Saat Belanda memboceng Sekutu ingin kembali menjajah NKRI, Jenderal Soedirman bersama Tentara Keamanan Rakyat (TKR) memilih bergerilya daripada berkompromi dengan Sekutu. Dengan belajar dari keberanian tentara Jepang, Jenderal Soedirman bersama para gerilyawan dapat melakukan Serangan Oemoem ke Yogyakarta tahun 1949 sehingga Belanda dan Sekutu akhirnya mengakui kemerdekaan Indonesia.

Kini, Indonesia adalah negara merdeka dan independen sebagaimana Jepang atau negara lain yang merdeka. Indonesia bebas memilih pereferensi “mazhab”-nya dalam membangun. Jika Indonesia memilih Jepang sebagai “kiblat” pembangunannya, maka sesungguhnya Indonesia memilih jalan yang paling mungkin dan sesuai dengan histori bangsa Indonesia dalam proses kemerdekaan.

Memilih “mazhab” Jepang, tentu saja, bukan berarti Indonesia menjadi subordinat Jepang, melainkan sekadar memilih fokus pembelejaran menuju Indonesia maju. Sebab, berdasarkan pengalaman Jepang, menuju masyarakat maju memang harus melalui proses duplikasi. Proses duplikasi kemudian dilakukan secara terus menerus dan diulang-ulang, sehingga menjadi kebiasaan (habbit). Kebiasaan berpikir dan berkarya tinggi pada akhirnya menyebabkan pola pikir bangsa Indonesia maju, sehingga mereka terbiasa berpikir kreatif dan inovatif.
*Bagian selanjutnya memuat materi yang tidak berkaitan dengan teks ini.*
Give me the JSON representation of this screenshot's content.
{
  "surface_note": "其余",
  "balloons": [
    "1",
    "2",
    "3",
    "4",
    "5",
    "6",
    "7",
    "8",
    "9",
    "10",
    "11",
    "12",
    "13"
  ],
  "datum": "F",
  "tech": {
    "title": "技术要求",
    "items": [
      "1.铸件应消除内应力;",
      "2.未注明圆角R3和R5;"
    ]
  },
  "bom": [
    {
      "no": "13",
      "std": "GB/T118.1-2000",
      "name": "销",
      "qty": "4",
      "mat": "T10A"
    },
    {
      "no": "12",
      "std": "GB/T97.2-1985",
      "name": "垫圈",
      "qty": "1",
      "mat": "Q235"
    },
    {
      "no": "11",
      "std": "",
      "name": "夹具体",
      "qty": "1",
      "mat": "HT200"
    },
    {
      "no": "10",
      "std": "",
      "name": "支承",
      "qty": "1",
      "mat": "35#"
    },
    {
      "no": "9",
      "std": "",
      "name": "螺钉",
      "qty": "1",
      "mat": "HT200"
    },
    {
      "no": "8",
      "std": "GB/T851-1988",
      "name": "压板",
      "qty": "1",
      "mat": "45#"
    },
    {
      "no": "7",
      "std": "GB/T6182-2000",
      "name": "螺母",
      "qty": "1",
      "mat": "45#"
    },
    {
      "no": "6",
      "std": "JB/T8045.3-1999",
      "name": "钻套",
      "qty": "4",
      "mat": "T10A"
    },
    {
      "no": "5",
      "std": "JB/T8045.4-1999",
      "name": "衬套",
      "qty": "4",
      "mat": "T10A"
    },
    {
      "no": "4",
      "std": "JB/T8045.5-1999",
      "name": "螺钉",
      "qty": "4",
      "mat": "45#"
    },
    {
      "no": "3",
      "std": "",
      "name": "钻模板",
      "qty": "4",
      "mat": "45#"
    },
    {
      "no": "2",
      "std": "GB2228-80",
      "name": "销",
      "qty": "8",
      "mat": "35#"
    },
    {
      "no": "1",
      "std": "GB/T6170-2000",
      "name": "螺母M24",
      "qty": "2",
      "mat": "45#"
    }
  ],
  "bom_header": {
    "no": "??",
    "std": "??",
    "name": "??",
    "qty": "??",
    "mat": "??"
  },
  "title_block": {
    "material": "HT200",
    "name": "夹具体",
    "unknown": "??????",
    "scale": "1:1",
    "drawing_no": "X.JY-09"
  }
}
Saat berpikir kreatif dan inovatif itulah, bangsa Indonesia bisa menciptakan apa pun yang sesuai dengan tantangan yang dihadapi.

Melakukan proses pembangunan dengan berkiblak ke Jepang dilakukan tidak harus melakukan alienasi diri dari bangsa lain. Biarlah bangsa lain memberikan pengaruh kepada bangsa Indonesia. Kalau terdapat nilai positif dari bangsa lain yang dapat menyempurnakan transfer ilmu pengetahuan dari Jepang, kenapa tidak diterima? Lagi pula bangsa Indonesia sudah terlanjur mendeklarasikan diri sebagai negara yang terbuka terhadap pasar global. Dengan demikian, Indonesia tidak bisa melepaskan diri dari pengaruh negara lain yang telah memasuki fase yang sama.

Dapat dikatakan, berkiblat ke Jepang dalam proses pembangunan merupakan pilihan utama dan wajib, sedangkan mengambil kebaikan dari proses pembangunan negara lain adalah pilihahan alternatif. Dengan demikian, Indonesia menjadi negara maju dengan model yang berbeda dibandingkan dengan Jepang itu sendiri dan negara-negara Barat. Meski demikian, proses duplikasi serta transfer ilmu pengetahuan dan teknologi dari Jepang harus dilakukan secara konsisten, terus menerus, dengan upaya tanpa henti serta kerja keras, disertai dengan pengawasan yang ketat. Dengan ikhtiar seperti itu dari sekarang, maka cita-cita Indonesia membangun generasi Indonesia Emas tahun 2045 akan tercapai.